Actually, in a society that polices our bodies in so many ways, the majority of people are made to feel like they ‘don’t fit in’ in one way or another.
And yes, what we mean when we say that we ‘feel fat’ is often a negative feeling. It is often feeling like you are not beautiful, not good enough, lazy, gluttonous, undisciplined – all the stereotypes that Western cultures link to fatness. It’s also the feeling that if you just lost those kilos, then you would be happy. That is so deceptive! Losing weight will not necessarily change that feeling – it does not mean that you will magically get rid of the feeling of ‘feeling fat’. I have seen partners and friends who are significantly smaller than I am looking self-destructively in the mirror and despairing over their chubby belly, big thights, or fat ass. For me, this is the ultimate lesson that ‘fat’ is not about a particular clothes size, body shape, or number on the scale.

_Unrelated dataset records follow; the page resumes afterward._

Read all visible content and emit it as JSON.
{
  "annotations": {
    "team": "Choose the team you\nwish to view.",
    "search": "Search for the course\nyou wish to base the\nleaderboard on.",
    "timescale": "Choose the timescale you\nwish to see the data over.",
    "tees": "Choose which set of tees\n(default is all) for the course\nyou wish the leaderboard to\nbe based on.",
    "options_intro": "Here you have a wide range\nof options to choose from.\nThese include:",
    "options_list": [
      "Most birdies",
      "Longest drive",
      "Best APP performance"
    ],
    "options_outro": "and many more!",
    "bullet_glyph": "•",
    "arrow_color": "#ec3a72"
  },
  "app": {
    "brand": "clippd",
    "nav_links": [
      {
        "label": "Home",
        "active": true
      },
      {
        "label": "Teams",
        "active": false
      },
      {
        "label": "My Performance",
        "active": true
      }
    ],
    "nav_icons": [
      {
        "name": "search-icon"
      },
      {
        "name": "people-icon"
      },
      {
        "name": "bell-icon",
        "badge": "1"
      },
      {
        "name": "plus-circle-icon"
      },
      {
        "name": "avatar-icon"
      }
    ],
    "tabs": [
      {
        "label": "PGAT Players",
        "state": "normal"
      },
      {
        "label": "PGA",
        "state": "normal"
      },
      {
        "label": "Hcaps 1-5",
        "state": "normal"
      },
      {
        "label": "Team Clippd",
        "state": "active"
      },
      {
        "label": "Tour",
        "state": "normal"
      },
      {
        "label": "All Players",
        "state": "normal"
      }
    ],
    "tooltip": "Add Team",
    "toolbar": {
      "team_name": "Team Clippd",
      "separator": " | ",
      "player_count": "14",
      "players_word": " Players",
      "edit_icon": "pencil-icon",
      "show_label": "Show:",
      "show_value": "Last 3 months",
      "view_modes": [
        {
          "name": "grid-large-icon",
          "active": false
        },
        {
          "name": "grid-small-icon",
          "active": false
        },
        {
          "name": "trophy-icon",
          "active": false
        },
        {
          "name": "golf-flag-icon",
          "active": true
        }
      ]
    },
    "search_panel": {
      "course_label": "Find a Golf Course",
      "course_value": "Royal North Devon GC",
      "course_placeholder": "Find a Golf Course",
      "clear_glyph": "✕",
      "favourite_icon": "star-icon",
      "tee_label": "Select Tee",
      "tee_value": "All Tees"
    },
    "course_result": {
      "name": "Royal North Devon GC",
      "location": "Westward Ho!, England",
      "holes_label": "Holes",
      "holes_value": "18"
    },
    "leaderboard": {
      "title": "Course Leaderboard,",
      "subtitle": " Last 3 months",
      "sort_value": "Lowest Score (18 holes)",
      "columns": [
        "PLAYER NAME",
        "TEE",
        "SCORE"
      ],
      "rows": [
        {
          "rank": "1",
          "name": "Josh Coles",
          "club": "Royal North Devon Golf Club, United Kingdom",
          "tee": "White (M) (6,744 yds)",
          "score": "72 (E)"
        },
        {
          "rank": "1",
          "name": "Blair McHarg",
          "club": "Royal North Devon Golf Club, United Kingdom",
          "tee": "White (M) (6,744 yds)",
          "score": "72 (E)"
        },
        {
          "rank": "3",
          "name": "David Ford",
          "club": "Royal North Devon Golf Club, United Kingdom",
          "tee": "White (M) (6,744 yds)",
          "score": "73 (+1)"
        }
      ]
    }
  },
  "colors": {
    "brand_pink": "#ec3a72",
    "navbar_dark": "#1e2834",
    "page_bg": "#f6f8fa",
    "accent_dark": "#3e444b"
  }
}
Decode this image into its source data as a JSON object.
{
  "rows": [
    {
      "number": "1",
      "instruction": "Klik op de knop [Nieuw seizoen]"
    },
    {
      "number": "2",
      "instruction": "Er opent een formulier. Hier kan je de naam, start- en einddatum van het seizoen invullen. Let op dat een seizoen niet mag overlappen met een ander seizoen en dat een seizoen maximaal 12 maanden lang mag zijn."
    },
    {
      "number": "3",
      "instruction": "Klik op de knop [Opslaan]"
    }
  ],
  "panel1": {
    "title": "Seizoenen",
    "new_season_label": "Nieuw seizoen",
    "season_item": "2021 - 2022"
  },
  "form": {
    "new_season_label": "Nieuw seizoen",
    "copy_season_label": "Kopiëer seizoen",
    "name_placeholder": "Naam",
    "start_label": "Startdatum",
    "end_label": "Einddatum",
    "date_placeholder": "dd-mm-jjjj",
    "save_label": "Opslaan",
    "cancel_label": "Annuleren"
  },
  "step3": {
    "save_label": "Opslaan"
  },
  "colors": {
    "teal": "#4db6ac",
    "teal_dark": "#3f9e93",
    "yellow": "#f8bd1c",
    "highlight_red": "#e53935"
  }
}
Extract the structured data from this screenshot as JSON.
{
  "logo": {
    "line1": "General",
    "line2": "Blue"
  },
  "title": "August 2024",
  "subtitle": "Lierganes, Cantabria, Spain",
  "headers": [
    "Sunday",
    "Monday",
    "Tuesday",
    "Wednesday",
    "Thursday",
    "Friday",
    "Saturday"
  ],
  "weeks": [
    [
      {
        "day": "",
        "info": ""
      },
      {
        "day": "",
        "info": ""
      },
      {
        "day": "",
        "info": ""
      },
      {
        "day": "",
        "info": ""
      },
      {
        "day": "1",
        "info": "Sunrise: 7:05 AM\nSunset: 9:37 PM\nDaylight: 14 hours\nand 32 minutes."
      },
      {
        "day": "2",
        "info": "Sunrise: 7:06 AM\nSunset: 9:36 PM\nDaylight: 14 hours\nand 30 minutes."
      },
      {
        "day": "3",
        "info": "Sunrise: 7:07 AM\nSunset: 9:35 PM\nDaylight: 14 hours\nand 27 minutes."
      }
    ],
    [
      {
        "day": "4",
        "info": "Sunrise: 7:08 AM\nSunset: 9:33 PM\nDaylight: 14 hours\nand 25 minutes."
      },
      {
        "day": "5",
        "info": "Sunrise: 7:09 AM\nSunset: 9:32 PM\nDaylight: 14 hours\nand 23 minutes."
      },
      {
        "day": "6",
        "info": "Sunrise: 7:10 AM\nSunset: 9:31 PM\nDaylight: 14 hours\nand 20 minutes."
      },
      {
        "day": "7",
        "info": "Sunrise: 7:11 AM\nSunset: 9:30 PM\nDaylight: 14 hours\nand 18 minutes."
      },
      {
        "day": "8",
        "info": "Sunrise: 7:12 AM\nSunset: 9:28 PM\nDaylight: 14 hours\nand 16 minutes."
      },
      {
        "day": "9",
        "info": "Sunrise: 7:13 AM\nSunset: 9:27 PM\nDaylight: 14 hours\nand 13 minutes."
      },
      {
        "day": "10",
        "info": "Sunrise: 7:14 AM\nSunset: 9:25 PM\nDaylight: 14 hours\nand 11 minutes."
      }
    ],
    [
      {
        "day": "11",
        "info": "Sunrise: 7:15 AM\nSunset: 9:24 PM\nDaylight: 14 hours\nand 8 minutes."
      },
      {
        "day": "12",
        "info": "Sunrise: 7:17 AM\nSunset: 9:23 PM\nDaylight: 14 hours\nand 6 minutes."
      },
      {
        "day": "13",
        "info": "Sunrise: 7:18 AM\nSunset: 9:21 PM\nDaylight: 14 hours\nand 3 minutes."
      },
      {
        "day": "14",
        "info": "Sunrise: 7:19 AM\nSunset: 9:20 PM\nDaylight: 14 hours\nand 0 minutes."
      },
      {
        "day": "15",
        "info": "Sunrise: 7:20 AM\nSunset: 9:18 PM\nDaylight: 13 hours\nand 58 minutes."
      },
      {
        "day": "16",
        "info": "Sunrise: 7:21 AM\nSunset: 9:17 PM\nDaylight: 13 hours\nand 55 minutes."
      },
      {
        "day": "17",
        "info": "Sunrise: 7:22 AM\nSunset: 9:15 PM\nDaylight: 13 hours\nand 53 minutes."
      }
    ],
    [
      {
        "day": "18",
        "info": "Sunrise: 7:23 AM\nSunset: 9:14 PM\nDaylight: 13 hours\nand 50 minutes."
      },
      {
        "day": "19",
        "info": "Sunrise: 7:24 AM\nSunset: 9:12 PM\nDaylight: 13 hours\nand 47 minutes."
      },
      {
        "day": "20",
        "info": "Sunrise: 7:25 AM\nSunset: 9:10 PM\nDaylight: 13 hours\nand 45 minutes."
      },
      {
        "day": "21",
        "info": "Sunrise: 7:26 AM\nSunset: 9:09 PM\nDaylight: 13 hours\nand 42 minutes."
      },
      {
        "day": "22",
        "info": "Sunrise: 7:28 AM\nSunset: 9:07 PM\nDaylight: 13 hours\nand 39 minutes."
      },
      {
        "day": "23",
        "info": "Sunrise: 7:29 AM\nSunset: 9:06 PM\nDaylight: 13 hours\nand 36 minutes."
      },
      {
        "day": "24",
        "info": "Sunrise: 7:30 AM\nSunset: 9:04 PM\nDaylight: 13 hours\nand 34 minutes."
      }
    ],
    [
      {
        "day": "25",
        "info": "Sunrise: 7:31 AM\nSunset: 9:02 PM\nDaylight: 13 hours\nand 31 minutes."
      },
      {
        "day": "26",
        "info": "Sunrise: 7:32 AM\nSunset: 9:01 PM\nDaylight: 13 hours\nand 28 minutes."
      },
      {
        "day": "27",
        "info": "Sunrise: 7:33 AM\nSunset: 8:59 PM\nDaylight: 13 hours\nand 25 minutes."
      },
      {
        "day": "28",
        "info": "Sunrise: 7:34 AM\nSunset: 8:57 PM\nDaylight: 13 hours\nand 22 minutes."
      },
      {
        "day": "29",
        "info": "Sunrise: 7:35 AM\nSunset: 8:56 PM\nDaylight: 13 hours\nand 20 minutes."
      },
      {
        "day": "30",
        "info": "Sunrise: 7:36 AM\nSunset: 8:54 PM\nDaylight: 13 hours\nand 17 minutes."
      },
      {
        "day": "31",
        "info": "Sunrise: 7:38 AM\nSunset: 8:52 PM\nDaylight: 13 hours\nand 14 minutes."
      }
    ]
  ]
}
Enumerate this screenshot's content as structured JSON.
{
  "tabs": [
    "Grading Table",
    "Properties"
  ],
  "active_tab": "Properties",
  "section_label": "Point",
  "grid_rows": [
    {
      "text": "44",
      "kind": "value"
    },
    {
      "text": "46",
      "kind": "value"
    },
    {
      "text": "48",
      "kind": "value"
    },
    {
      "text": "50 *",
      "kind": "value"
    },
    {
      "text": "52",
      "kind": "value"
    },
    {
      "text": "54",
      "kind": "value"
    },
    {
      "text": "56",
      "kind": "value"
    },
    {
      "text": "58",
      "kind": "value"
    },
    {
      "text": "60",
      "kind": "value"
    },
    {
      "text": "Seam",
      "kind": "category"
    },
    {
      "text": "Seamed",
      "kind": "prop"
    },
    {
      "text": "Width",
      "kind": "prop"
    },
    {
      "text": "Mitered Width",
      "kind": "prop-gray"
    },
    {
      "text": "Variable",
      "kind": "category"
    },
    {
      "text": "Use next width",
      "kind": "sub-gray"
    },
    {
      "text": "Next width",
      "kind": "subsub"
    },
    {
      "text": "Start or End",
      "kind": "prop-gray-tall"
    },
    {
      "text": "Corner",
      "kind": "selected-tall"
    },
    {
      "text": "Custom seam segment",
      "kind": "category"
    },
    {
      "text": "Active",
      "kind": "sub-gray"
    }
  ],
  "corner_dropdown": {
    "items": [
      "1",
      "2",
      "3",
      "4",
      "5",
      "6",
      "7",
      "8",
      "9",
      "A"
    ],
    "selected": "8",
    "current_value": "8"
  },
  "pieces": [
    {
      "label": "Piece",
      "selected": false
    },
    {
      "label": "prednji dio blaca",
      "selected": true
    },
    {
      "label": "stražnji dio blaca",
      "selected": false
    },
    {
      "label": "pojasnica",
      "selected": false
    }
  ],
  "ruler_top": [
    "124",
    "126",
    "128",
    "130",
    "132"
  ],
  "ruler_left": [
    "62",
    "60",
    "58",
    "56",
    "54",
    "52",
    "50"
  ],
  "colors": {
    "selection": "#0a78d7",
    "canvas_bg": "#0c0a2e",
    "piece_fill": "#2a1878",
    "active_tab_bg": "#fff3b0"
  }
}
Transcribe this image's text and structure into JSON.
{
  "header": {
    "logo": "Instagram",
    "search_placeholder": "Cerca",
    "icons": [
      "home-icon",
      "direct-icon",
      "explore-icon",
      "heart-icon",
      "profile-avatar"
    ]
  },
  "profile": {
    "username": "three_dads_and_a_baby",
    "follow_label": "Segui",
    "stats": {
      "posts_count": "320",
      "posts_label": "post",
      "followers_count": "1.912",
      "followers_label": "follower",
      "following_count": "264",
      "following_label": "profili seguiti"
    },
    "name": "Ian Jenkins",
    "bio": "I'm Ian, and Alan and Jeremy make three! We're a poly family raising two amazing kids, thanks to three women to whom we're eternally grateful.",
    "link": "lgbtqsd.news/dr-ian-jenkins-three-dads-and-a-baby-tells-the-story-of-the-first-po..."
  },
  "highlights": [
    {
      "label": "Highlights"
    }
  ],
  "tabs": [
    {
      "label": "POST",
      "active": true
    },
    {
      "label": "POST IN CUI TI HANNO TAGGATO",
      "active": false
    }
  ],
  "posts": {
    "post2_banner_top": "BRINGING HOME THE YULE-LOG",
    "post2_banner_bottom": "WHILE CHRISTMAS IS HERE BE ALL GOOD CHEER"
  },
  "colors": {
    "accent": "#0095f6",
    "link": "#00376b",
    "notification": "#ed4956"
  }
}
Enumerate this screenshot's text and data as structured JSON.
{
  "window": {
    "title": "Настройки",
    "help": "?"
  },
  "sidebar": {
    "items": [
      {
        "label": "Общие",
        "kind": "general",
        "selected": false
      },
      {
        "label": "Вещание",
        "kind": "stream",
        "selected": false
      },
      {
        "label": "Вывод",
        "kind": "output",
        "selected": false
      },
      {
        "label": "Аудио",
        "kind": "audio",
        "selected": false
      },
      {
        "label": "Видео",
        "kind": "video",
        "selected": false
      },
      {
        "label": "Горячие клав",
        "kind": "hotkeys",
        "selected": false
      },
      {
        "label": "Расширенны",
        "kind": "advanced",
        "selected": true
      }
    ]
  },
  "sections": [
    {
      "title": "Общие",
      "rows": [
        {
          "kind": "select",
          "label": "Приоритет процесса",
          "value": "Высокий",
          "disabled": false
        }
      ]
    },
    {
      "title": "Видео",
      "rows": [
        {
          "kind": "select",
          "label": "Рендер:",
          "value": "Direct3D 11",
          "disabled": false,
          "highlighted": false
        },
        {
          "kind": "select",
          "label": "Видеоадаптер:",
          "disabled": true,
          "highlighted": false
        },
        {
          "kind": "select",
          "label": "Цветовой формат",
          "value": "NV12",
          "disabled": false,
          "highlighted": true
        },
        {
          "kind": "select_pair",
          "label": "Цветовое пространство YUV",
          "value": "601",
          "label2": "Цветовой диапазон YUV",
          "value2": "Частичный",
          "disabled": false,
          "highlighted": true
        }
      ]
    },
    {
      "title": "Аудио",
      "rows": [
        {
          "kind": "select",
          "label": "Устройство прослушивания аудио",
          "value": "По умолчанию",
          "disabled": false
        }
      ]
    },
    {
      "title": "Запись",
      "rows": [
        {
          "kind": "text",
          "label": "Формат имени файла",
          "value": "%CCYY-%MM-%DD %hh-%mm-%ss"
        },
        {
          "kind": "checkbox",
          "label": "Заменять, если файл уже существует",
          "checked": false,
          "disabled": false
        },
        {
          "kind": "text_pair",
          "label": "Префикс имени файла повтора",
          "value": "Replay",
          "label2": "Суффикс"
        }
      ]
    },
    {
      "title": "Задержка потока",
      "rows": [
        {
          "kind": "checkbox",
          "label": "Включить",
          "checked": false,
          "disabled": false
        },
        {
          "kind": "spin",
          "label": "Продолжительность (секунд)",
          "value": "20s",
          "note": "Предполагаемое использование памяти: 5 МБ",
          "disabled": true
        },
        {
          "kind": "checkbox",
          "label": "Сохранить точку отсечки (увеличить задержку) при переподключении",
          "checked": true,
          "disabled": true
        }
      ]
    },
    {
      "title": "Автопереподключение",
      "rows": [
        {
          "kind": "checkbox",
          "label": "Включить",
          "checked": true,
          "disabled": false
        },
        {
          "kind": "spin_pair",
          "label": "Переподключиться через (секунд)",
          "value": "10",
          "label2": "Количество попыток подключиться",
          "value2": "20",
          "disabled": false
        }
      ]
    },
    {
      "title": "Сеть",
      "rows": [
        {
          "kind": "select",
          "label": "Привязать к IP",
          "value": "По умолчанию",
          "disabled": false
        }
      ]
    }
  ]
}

I wrote my master thesis in fat studies, examining from a feminist phenomenological perspective how online fat acceptance activists use practices of self-photography to challenge dominant body norms (you can find it here!). During the process of research and thesis writing, I talked about my topic with many of my peers, friends and classmates. I was genuinely suprised with how many people came out to me as fat in one way or another. The idea of ‘coming out’ as a fat person might seem counter-intuitive, since fatness is assumed to be a visible feature of a body, something that is immediately clear upon seeing someone. But in talking about my research, I found that so many people related to the topics that I was bringing up, people that I had not put in my own little mental folder of “fat”. Someone who I might perceive as thin, might relate to fatness in a very personal way and experience their own body as fat.
That is not to say, of course, that the feeling and experiences of a person wearing size XS is similar to that of a person wearing XXXL. Yes: they may both experience anxiety, inadequacy and self-hate about their body weight. In this way, they both share a relation to fatness and the negative emotion of ‘feeling fat’. But the second person is far more likely to experience external negative reactions: ranging from well-meaning but hurtful comments by family or friends, to public humiliation and harassment and discrimination related to her weight/size. When I say that almost any-body can be made to feel fat, I don’t mean to conflate these experiences and equalize them. In a thin-centric society, having a body that is closer to the norm – however far way that norm may feel, and however impossible to reach – is definitely an advantage.
But rather than concluding from all this this that fat is not a feeling, and that the facebook emoticon is a problem, I would actually go in a different direction. Instead of dismissing the idea that ‘fat is a feeling’, I think it is far more interesting to think about what kind of feeling fat is today, and what kind of feeling it could be. Do we continue buy into all those negative connotations that ‘fat’ holds? Or can we work towards reimagining and breaking open what fatness could feel like and look like? Can we radically redefine the meaning of ‘feeling fat’, stripping it from the old clichés and the deeply ingrained and embodied negativity? Can we turn ‘feeling fat’ from a negative into a neutral or even positive description?
Actually, a facebook emoticon seems a pretty good place to start with redefining what ‘feeling fat’ means. Instead of posts that make fun of people with eating disorders and people negative perceptions of themselves related to weight/size, I could imagine a movement that turns the expectations upside down to reinvent the situations and experiences that ‘feeling fat’ might relate to. The emoticon is pretty adorable afer all, and there is really nothing wrong with a double chin.
Presenting a paper at a conference – feeling fat.
Putting on a cute dress and dancing all night – feeling fat.
Enjoying a day at the thermals baths in Budapest and lounging in the water – feeling fat.